In 2007, Buffett issued an open wager of $500,000 for 10 years, betting that the S&P 500 Index would outperform any actively managed hedge fund that wanted to bet against him. Buffett was quoted: “After all, these managers urged others to bet billions on their abilities. Why should they fear putting a little of their own money on the line?”
Ted Seides, formerly with Protégé Partners, agreed to put his hand picked portfolio selections against the S&P 500 Index returns, with the pot proceeds going to charity. The wager was made with $500,000 worth of Berkshire Hathaway stock, and $500,000 from Seides. By 2017, the total pot was worth $1.7 million, on account of Berkshire Hathaway stock price appreciation.

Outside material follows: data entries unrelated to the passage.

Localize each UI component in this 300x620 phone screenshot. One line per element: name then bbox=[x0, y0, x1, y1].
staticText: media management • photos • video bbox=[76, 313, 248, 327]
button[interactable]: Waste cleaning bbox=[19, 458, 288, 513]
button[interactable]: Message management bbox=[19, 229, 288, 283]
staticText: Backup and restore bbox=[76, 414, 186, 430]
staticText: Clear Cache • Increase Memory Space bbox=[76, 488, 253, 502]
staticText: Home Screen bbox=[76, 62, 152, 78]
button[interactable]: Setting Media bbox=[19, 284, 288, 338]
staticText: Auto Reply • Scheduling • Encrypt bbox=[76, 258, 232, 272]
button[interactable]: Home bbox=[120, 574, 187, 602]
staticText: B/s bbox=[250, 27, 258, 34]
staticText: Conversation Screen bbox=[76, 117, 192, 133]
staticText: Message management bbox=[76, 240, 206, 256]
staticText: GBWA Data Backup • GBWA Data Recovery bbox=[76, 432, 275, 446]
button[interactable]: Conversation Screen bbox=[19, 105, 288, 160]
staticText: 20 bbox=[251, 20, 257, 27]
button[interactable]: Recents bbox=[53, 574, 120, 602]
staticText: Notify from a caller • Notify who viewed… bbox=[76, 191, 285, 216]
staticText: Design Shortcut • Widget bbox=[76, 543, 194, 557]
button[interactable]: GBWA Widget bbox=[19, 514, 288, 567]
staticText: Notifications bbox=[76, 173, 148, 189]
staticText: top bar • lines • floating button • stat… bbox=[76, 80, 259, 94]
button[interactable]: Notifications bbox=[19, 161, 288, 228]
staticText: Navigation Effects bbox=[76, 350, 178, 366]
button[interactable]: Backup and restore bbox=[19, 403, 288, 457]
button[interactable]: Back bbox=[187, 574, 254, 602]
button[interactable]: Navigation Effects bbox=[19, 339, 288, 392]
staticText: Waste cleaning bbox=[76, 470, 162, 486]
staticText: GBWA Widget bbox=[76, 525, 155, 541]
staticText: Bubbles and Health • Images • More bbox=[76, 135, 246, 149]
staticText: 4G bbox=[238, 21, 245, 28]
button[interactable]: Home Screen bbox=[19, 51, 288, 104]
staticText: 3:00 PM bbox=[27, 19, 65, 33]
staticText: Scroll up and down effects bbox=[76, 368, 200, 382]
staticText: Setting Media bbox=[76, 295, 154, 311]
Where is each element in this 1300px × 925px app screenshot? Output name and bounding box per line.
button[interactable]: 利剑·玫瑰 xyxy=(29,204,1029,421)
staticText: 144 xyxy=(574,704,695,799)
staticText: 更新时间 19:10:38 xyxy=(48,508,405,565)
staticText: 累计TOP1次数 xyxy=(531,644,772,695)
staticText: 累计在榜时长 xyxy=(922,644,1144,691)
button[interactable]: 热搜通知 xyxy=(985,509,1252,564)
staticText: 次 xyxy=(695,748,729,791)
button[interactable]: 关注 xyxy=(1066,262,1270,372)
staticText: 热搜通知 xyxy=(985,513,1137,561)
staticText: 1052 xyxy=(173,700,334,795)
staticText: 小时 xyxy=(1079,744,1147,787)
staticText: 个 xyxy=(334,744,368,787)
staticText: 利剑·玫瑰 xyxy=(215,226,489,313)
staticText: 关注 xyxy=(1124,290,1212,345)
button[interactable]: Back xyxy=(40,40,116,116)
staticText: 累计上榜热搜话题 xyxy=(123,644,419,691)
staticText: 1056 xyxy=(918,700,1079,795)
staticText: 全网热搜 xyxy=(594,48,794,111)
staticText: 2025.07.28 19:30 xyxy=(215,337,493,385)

After 10 years, the results showed that Seides’ total return was roughly 22% vs. 85% for the S&P 500 Index. The winning bet money was donated to Girls Inc. Buffett has reiterated that he had absolutely zero qualms about his readiness to do it again, re-emphasizing his confidence in the stock market, and the S&P 500 Index, in particular.
Since taking the reins of Berkshire Hathaway in 1965, the company’s annual return average has been 19.8%. In the same timespan, the S&P 500 has returned 10.4%.
AI Fueled Magnificent 7 Tailwinds

The S&P 500’s phenomenal run over the last few years has been led by The Magnificent 7 tech stocks: Apple (NASDAQ: AAPL), Amazon (NASDAQ: AMZN), Alphabet (Google) (NASDAQ: GOOG), Meta Platforms (Facebook) (NASDAQ: META), Microsoft (NASDAQ: MSFT), Nvidia (NASDAQ: NVDA), and Tesla (NASDAQ: TSLA). As these are some of the largest market cap and fastest growing stocks (along with Berkshire Hathaway itself) in the S&P 500, the top 10 alone account for 26% of the index’s total market cap. Apple, Nvidia, and Microsoft alone account for 20.3% of the S&P 500 Index weighting, with a value of roughly $9.7 trillion.
Going forward, a number of analysts, such as PriceWaterhouseCoopers, predict that the Magnificent 7 companies’ continued development of AI will reap huge growth numbers over the next half decade. In their purview, AI can contribute as much as $15.7 trillion to the global economy by the year 2030.
The productivity gains from AI are already being made manifest with ChatGPT, Grok, AI Copilot, and others. As more and more companies adopt AI for their operations, the Magnificent 7 companies are anticipated to see trillions of dollars in additional business, creating strong tailwinds for future growth.
Additionally, the Millennials and Gen-Z investors already familiar with VOO will be will be approaching their 40s and 50s, thus entering their peak earning years. If “VOO and chill” continues to make consistent gains, there will likely be reluctance from those who have done well with that strategy to switch horses in midstream. The additional buying their increased liquidity will afford them in SPY, VOO, and other S&P 500 Index ETFs may reflect commensurate returns of an S&P 500 that gains a potential 147%, according to firms like Fundstrat Global Advisors.
While Berkshire Hathaway had recently sold its direct holdings in SPY and VOO a few months before its correction, many speculated that this move was intended to build Berkshire Hathaway’s cash horde for Buffett to bottom fish on some other opportunities. Also, while Berkshire Hathaway doesn’t hold SPY or VOO directly at the time of this writing, it still retains sizable positions through some of its subsidiaries, such as its reinsurance company, General Re. Buffett may decide the time is ripe to get back in, as VOO and SPY at current levels at the time of this writing may very well be one of those bottom fishing opportunities.